Inspired by a Swedish schoolgirl, millions took to the streets in 2019 - as the world suffered extreme weather and major powers continued to block the radical action scientists say is needed to steer the planet away from a climate cliff-edge.

David Doyle reports.


People are dying.

Entire ecosystems are collapsing.

We are in the beginning of a mass extinction, and all you can talk about is the money and fairy tales of eternal economic growth.

How dare you (crying).

2019 was the year the climate crisis found its voice - and not just that of a 16-year-old Swedish schoolgirl but also in the millions of what Greta Thunberg calls "angry kids" who took to the streets.

(SOUNDBITE) (English) YOUTH CLIMATE ACTIVIST, ZAYNE COWIE, 9 YEARS OLD, SAYING: "Please help us, please don't screw up our future." That voice has been met with resistance from some of the world's major greenhouse gas emitters.

U.S. President Donald Trump said Thunberg has to work on her "anger management problem"; Brazilian President Jair Bolsonaro called her a "brat".

In November Trump officially started the process of withdrawing the U.S from the 2015 Paris Climate agreement saying he needed to protect the U.S. energy market.

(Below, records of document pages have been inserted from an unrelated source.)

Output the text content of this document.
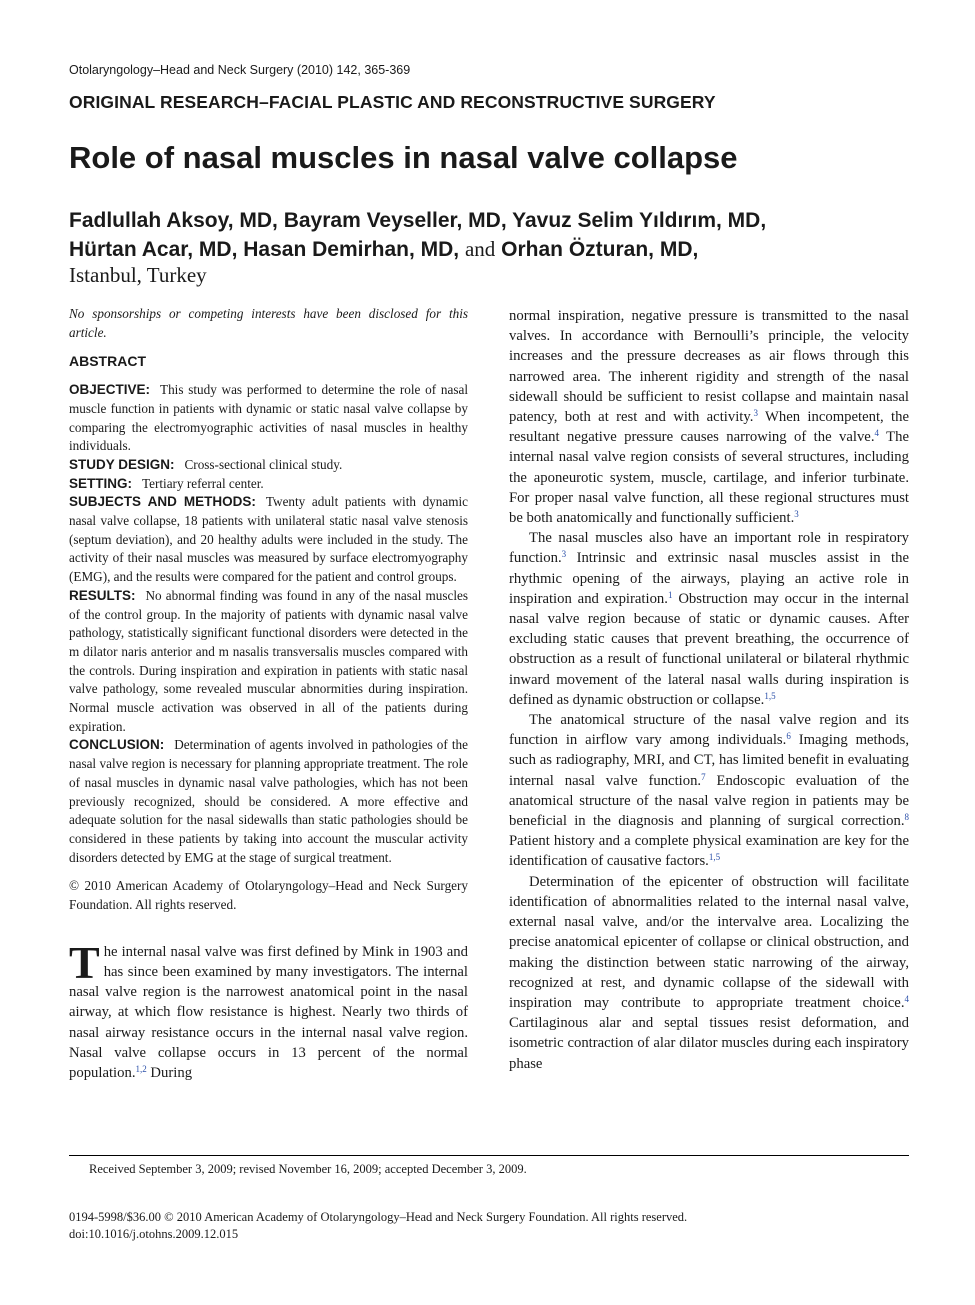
Otolaryngology–Head and Neck Surgery (2010) 142, 365-369
ORIGINAL RESEARCH–FACIAL PLASTIC AND RECONSTRUCTIVE SURGERY
Role of nasal muscles in nasal valve collapse
Fadlullah Aksoy, MD, Bayram Veyseller, MD, Yavuz Selim Yıldırım, MD,
Hürtan Acar, MD, Hasan Demirhan, MD, and Orhan Özturan, MD,
Istanbul, Turkey

No sponsorships or competing interests have been disclosed for this article.

ABSTRACT

OBJECTIVE: This study was performed to determine the role of nasal muscle function in patients with dynamic or static nasal valve collapse by comparing the electromyographic activities of nasal muscles in healthy individuals.

STUDY DESIGN: Cross-sectional clinical study.

SETTING: Tertiary referral center.

SUBJECTS AND METHODS: Twenty adult patients with dynamic nasal valve collapse, 18 patients with unilateral static nasal valve stenosis (septum deviation), and 20 healthy adults were included in the study. The activity of their nasal muscles was measured by surface electromyography (EMG), and the results were compared for the patient and control groups.

RESULTS: No abnormal finding was found in any of the nasal muscles of the control group. In the majority of patients with dynamic nasal valve pathology, statistically significant functional disorders were detected in the m dilator naris anterior and m nasalis transversalis muscles compared with the controls. During inspiration and expiration in patients with static nasal valve pathology, some revealed muscular abnormities during inspiration. Normal muscle activation was observed in all of the patients during expiration.

CONCLUSION: Determination of agents involved in pathologies of the nasal valve region is necessary for planning appropriate treatment. The role of nasal muscles in dynamic nasal valve pathologies, which has not been previously recognized, should be considered. A more effective and adequate solution for the nasal sidewalls than static pathologies should be considered in these patients by taking into account the muscular activity disorders detected by EMG at the stage of surgical treatment.

© 2010 American Academy of Otolaryngology–Head and Neck Surgery Foundation. All rights reserved.

The internal nasal valve was first defined by Mink in 1903 and has since been examined by many investigators. The internal nasal valve region is the narrowest anatomical point in the nasal airway, at which flow resistance is highest. Nearly two thirds of nasal airway resistance occurs in the internal nasal valve region. Nasal valve collapse occurs in 13 percent of the normal population.$^{1,2}$ During

normal inspiration, negative pressure is transmitted to the nasal valves. In accordance with Bernoulli’s principle, the velocity increases and the pressure decreases as air flows through this narrowed area. The inherent rigidity and strength of the nasal sidewall should be sufficient to resist collapse and maintain nasal patency, both at rest and with activity.$^3$ When incompetent, the resultant negative pressure causes narrowing of the valve.$^4$ The internal nasal valve region consists of several structures, including the aponeurotic system, muscle, cartilage, and inferior turbinate. For proper nasal valve function, all these regional structures must be both anatomically and functionally sufficient.$^3$

The nasal muscles also have an important role in respiratory function.$^3$ Intrinsic and extrinsic nasal muscles assist in the rhythmic opening of the airways, playing an active role in inspiration and expiration.$^1$ Obstruction may occur in the internal nasal valve region because of static or dynamic causes. After excluding static causes that prevent breathing, the occurrence of obstruction as a result of functional unilateral or bilateral rhythmic inward movement of the lateral nasal walls during inspiration is defined as dynamic obstruction or collapse.$^{1,5}$

The anatomical structure of the nasal valve region and its function in airflow vary among individuals.$^6$ Imaging methods, such as radiography, MRI, and CT, has limited benefit in evaluating internal nasal valve function.$^7$ Endoscopic evaluation of the anatomical structure of the nasal valve region in patients may be beneficial in the diagnosis and planning of surgical correction.$^8$ Patient history and a complete physical examination are key for the identification of causative factors.$^{1,5}$

Determination of the epicenter of obstruction will facilitate identification of abnormalities related to the internal nasal valve, external nasal valve, and/or the intervalve area. Localizing the precise anatomical epicenter of collapse or clinical obstruction, and making the distinction between static narrowing of the airway, recognized at rest, and dynamic collapse of the sidewall with inspiration may contribute to appropriate treatment choice.$^4$ Cartilaginous alar and septal tissues resist deformation, and isometric contraction of alar dilator muscles during each inspiratory phase

Received September 3, 2009; revised November 16, 2009; accepted December 3, 2009.
0194-5998/$36.00 © 2010 American Academy of Otolaryngology–Head and Neck Surgery Foundation. All rights reserved.
doi:10.1016/j.otohns.2009.12.015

(SOUNDBITE) (English) U.S. PRESIDENT, DONALD TRUMP, SAYING: "I'm not going to lose that wealth, I'm not going to lose it on dreams, on windmills" Bolsonaro has dismissed international pressure as the Amazon rainforest - seen as vital to fighting climate change - burned.

(SOUNDBITE) (Portuguese) BRAZILIAN PRESIDENT, JAIR BOLSONARO, SAYING: "It's a fallacy to say that the Amazon is part of world heritage and wrong to say, as scientists affirm, that our rainforests are the lungs of the world." Indigenous communities say his policy of opening up the Amazon for development has fueled deliberate fires.

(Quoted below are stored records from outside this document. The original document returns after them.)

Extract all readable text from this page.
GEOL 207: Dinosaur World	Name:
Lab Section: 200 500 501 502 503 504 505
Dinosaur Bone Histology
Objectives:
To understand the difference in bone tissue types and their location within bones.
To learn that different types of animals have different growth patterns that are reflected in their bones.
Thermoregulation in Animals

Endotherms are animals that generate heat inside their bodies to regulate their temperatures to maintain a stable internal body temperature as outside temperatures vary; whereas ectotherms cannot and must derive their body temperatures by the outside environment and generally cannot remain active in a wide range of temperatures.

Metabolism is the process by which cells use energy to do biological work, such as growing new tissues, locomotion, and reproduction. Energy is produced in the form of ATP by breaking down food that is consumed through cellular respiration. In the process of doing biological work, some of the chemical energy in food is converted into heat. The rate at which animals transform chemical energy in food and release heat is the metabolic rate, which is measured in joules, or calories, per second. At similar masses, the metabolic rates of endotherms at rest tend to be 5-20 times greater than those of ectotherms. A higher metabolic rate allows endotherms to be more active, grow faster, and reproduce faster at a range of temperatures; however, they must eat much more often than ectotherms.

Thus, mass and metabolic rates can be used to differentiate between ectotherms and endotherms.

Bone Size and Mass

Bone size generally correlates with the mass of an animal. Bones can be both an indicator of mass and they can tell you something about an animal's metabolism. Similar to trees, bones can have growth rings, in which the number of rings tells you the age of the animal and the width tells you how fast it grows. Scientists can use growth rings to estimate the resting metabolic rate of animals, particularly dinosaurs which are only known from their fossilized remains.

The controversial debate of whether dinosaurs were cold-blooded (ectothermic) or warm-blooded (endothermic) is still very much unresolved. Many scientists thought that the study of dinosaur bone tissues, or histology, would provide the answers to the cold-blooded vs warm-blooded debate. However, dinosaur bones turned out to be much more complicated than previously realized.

More than 3,000 square miles were destroyed in the first nine months of the year - ten times the area of New York City.

From Typhoon Hagibis in Japan and the Philippines to record temperatures in Europe, bushfires in Australia to Hurricane Dorian, the worst natural disaster in the history of the Bahamas - extreme weather touched every corner of the planet in 2019.

In developing nations, it was often a death sentence.

More than 1,000 dead when Cyclone Idai tore through Mozambique, Zimbabwe and Malawi in March.

More than 1,600 in India's heaviest monsoon season for 25 years.

In the face of this suffering, campaigners hoped that a UN summit at the end of the year would see global powers spurred into action.

Instead, governments have been accused of sleeping at the wheel as the Madrid event closed with only a weak commitment to the Paris agreement.


Secretary-General Antonio Guterres called it a missed opportunity.

The lack of a strong outcome has ratcheted up pressure for the next big climate summit in the UK next November when parties to the Paris agreement expected to boost their commitments to curb greenhouse gas emissions.

But with a lackluster international response at the end of a tumultuous year, progress may well hinge on whether the voice found in 2019 will be heard in 2020.